Disgust. Revulsion. And a rapid retraction of his proposal. And she hadn’t dated anyone since—
‘Alice?’
No. She wouldn’t tell him. She sucked in a breath and met his eyes. ‘Sorry. I’m just a pessimist. I can’t believe it’s happened. I never thought I’d ever be pregnant, especially not right after landing the job of my dreams, so I know it seems wrong but you’ll have to forgive me for not being ecstatic about it. To be honest, I have no idea how I feel. I’m still getting over the shock.’
He gave a soft laugh. ‘It wasn’t exactly in my plans, either, but a baby’s a baby, Alice. They’re pretty harmless. I should know, I’m the oldest of eight, and I spent half my childhood changing nappies and pushing prams around the vineyards with a trail of small people following after me. There were times when I felt like a cross between the Pied Piper and Mary Poppins.’
That made her smile. ‘I didn’t realise you had such a large family.

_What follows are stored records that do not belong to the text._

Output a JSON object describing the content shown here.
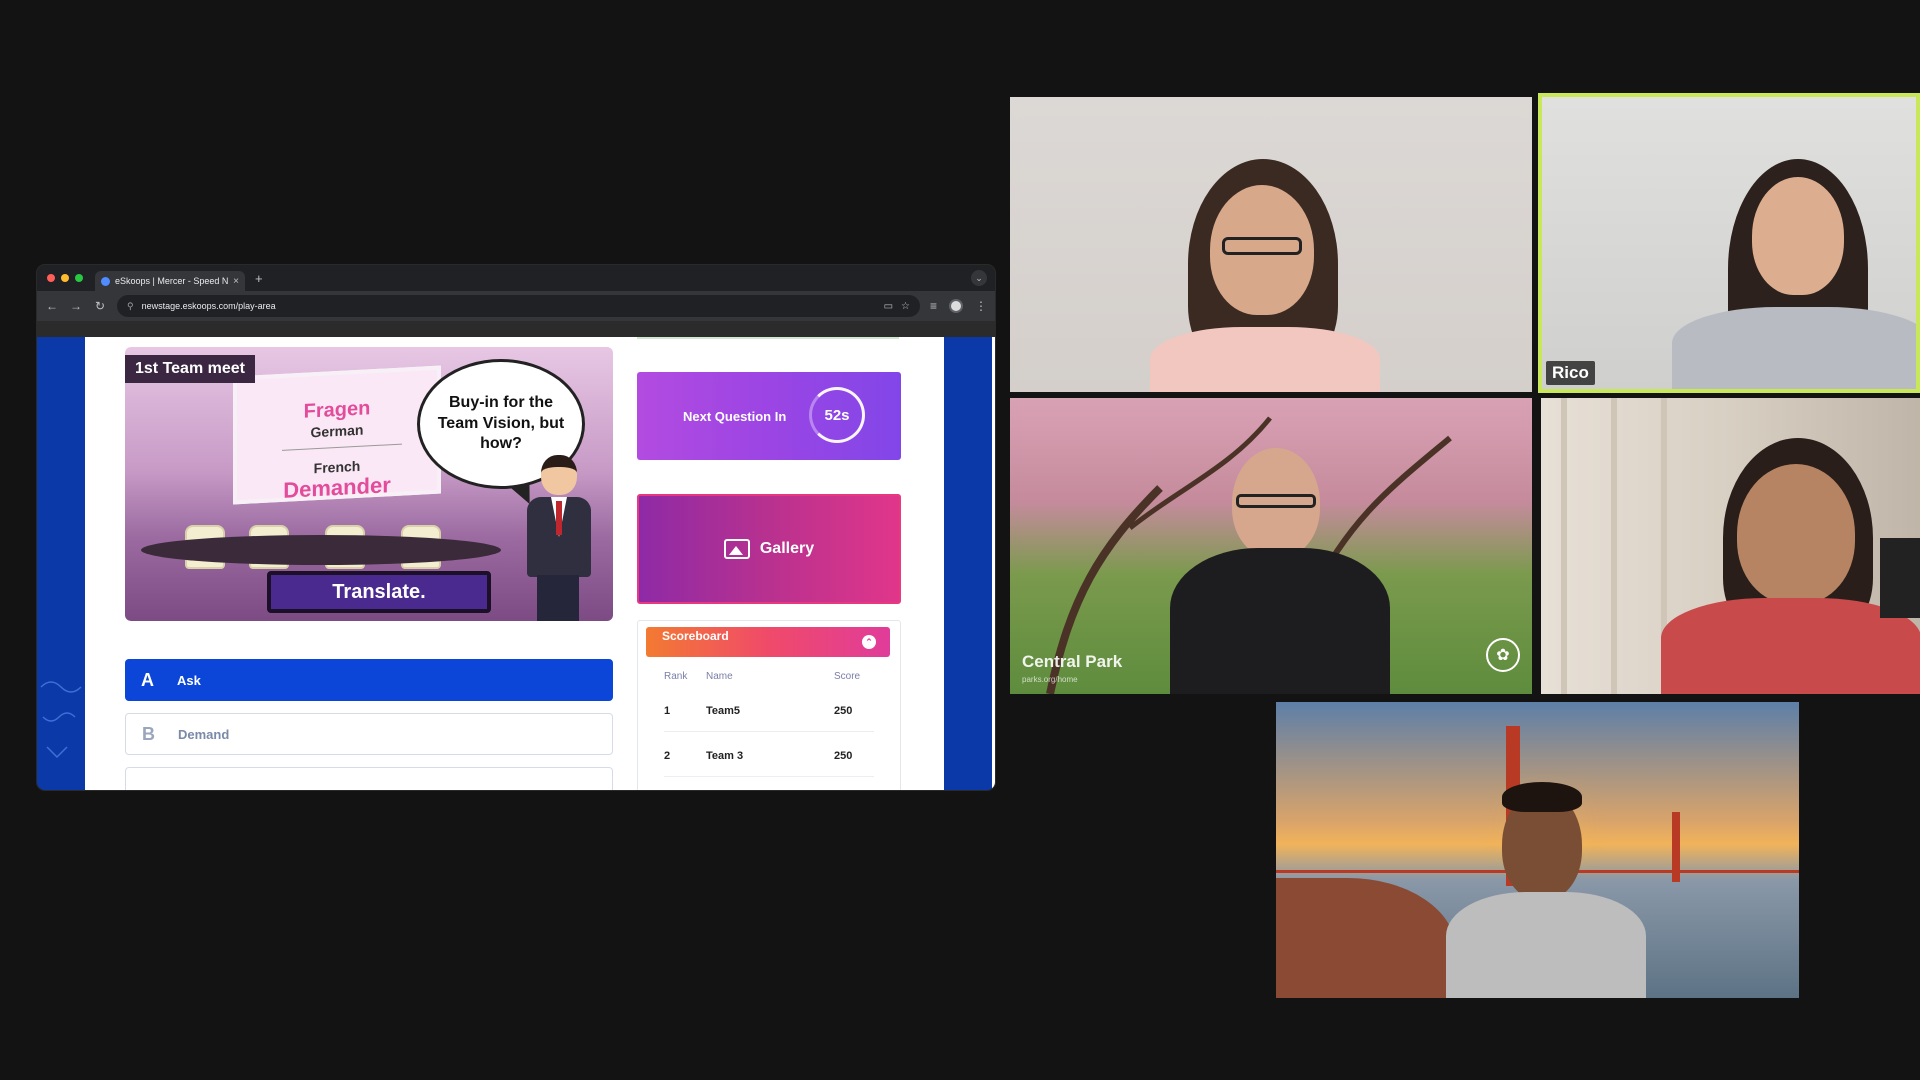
{
  "browser": {
    "tab_title": "eSkoops | Mercer - Speed Ne",
    "tab_close": "×",
    "new_tab": "+",
    "tab_menu": "⌄",
    "url": "newstage.eskoops.com/play-area"
  },
  "scene": {
    "label": "1st Team meet",
    "board_word_top": "Fragen",
    "board_lang_top": "German",
    "board_lang_bottom": "French",
    "board_word_bottom": "Demander",
    "speech_bubble": "Buy-in for the Team Vision, but how?",
    "translate_button": "Translate."
  },
  "options": [
    {
      "letter": "A",
      "text": "Ask"
    },
    {
      "letter": "B",
      "text": "Demand"
    }
  ],
  "next_question": {
    "label": "Next Question In",
    "timer": "52s"
  },
  "gallery": {
    "label": "Gallery"
  },
  "scoreboard": {
    "title": "Scoreboard",
    "toggle": "⌃",
    "columns": {
      "rank": "Rank",
      "name": "Name",
      "score": "Score"
    },
    "rows": [
      {
        "rank": "1",
        "name": "Team5",
        "score": "250"
      },
      {
        "rank": "2",
        "name": "Team 3",
        "score": "250"
      }
    ]
  },
  "participants": {
    "p2_name": "Rico",
    "p3_background_label": "Central Park",
    "p3_background_sub": "parks.org/home"
  },
  "colors": {
    "active_speaker_border": "#c8e85a",
    "option_selected": "#0b46d9",
    "page_sidebar": "#0b3aa8"
  }
}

You’ve never talked about them before.’
‘I don’t. I love them, of course I do, but I don’t see them very often. I disappointed them a long time ago—I was engaged to a lovely girl from a good family, and I couldn’t give her what she needed, which was to stay at home near her family and have babies, rather than follow me around from one strange place to another while I did my rotations in England, so I ended it for both our sakes because I felt we were in love with the idea rather than each other. And then my family accused me of leading her on and breaking her heart because I’d been so selfish and uncaring and put myself first as usual, so I don’t go back unless I have to. And I have to, in three weeks, because my little sister’s getting married and I need to be there.’
‘That’s the long weekend you booked off?’

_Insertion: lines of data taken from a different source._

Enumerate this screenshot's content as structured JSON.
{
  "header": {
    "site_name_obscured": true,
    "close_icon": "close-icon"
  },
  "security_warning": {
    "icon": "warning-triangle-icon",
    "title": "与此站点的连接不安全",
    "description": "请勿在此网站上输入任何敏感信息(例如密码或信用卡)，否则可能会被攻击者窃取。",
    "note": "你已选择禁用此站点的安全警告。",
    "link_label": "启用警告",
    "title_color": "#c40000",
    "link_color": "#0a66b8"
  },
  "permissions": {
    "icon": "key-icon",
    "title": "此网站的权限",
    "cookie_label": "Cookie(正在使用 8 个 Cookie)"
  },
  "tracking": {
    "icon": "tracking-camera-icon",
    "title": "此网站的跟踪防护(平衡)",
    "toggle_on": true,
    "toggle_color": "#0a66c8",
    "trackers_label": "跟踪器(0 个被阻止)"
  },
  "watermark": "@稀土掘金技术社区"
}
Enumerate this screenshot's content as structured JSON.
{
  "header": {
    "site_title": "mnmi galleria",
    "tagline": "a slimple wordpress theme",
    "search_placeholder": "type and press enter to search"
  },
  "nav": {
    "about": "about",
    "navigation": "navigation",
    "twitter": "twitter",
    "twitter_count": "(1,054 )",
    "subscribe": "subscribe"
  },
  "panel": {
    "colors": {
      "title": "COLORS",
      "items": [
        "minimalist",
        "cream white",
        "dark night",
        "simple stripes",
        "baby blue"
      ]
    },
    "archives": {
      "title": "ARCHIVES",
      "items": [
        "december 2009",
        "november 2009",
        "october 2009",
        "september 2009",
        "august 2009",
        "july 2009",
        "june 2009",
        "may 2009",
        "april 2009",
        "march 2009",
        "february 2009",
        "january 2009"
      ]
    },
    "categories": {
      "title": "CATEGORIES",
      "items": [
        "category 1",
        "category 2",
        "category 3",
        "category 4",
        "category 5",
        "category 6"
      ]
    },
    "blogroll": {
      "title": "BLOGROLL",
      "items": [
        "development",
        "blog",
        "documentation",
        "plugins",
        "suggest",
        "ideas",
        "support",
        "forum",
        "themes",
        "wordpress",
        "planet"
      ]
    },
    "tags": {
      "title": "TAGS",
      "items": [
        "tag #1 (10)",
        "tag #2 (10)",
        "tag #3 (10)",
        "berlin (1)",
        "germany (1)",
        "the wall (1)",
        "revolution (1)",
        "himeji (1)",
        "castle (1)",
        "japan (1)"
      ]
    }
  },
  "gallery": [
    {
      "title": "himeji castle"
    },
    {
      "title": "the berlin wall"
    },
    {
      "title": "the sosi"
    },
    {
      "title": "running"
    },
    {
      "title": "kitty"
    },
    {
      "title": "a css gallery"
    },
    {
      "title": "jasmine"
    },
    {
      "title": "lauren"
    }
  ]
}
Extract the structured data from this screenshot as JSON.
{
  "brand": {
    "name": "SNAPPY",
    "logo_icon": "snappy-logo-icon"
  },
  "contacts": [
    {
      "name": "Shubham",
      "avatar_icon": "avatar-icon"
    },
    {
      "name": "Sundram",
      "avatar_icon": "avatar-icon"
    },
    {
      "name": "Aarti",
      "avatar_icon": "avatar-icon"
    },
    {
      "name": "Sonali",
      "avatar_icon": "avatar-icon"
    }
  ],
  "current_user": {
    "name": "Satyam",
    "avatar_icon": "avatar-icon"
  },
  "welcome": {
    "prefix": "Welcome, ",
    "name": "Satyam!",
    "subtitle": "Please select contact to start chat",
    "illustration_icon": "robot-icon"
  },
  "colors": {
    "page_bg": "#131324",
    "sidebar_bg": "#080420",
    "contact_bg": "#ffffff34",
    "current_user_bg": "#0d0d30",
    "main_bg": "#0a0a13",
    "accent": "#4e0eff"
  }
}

‘Yes.’ He was looking at her thoughtfully suddenly, and then he said, ‘I told them I’d be bringing someone, mostly to defuse my mother’s matchmaking efforts because despite the fiasco she still wants to see me married to someone she considers suitable, and a wedding is the perfect matchmaking opportunity, so I need a plus one or she’ll be a nightmare. Why don’t you come with me? It’ll be fun.’
That shocked her. ‘To your sister’s wedding? I don’t know any of them.’
‘I know, but you need to, because they’ll be a part of our child’s life—’
‘Why? And there is no child yet.’
He frowned. ‘Why? Because they’re my family, Alice, and they’ll want to be part of their grandchild’s life.’
‘Marco, they haven’t got a grandchild yet! There’s nothing to tell them. They don’t need to know about the baby. Not for ages, maybe never if it goes wrong—’
‘No, they don’t. I agree. At this stage I’d rather they didn’t. But it might help you get to know more about me if you met them, and anyway it’s beautiful there. It’ll be cool, but it’s the end of the olive harvest and it’ll be a huge celebration. My parents do seriously good weddings. And it’ll give us time away from work to get to know each other. And whatever happens between us I think that’s important, if we’re having a child together.’
Having a child together? That sounded weird. So out of left field that she could hardly get her head round it.
‘Can I think about it? This is all a bit sudden.’
‘Yes, of course. If you decide not to come, I can always make an excuse. So—that’s my family. What about yours?’
She relaxed a fraction. ‘Oh, I have three brothers. I’m number three in the family, but we’re all close together in age and we love each other to bits. One’s a doctor, one’s a vet, the other one a dentist. We’re pretty competitive.’
‘Are you winning?’
She laughed. ‘Sort of. The vet and the dentist have their own practices, but the doctor’s a mere specialist registrar at the moment, so, yes, I’m winning as far as the doctors go but I would say we’re pretty equal. Except they’re all married with children, but at least it takes the heat off me,’ she said rashly without filtering her words, but he pounced on it.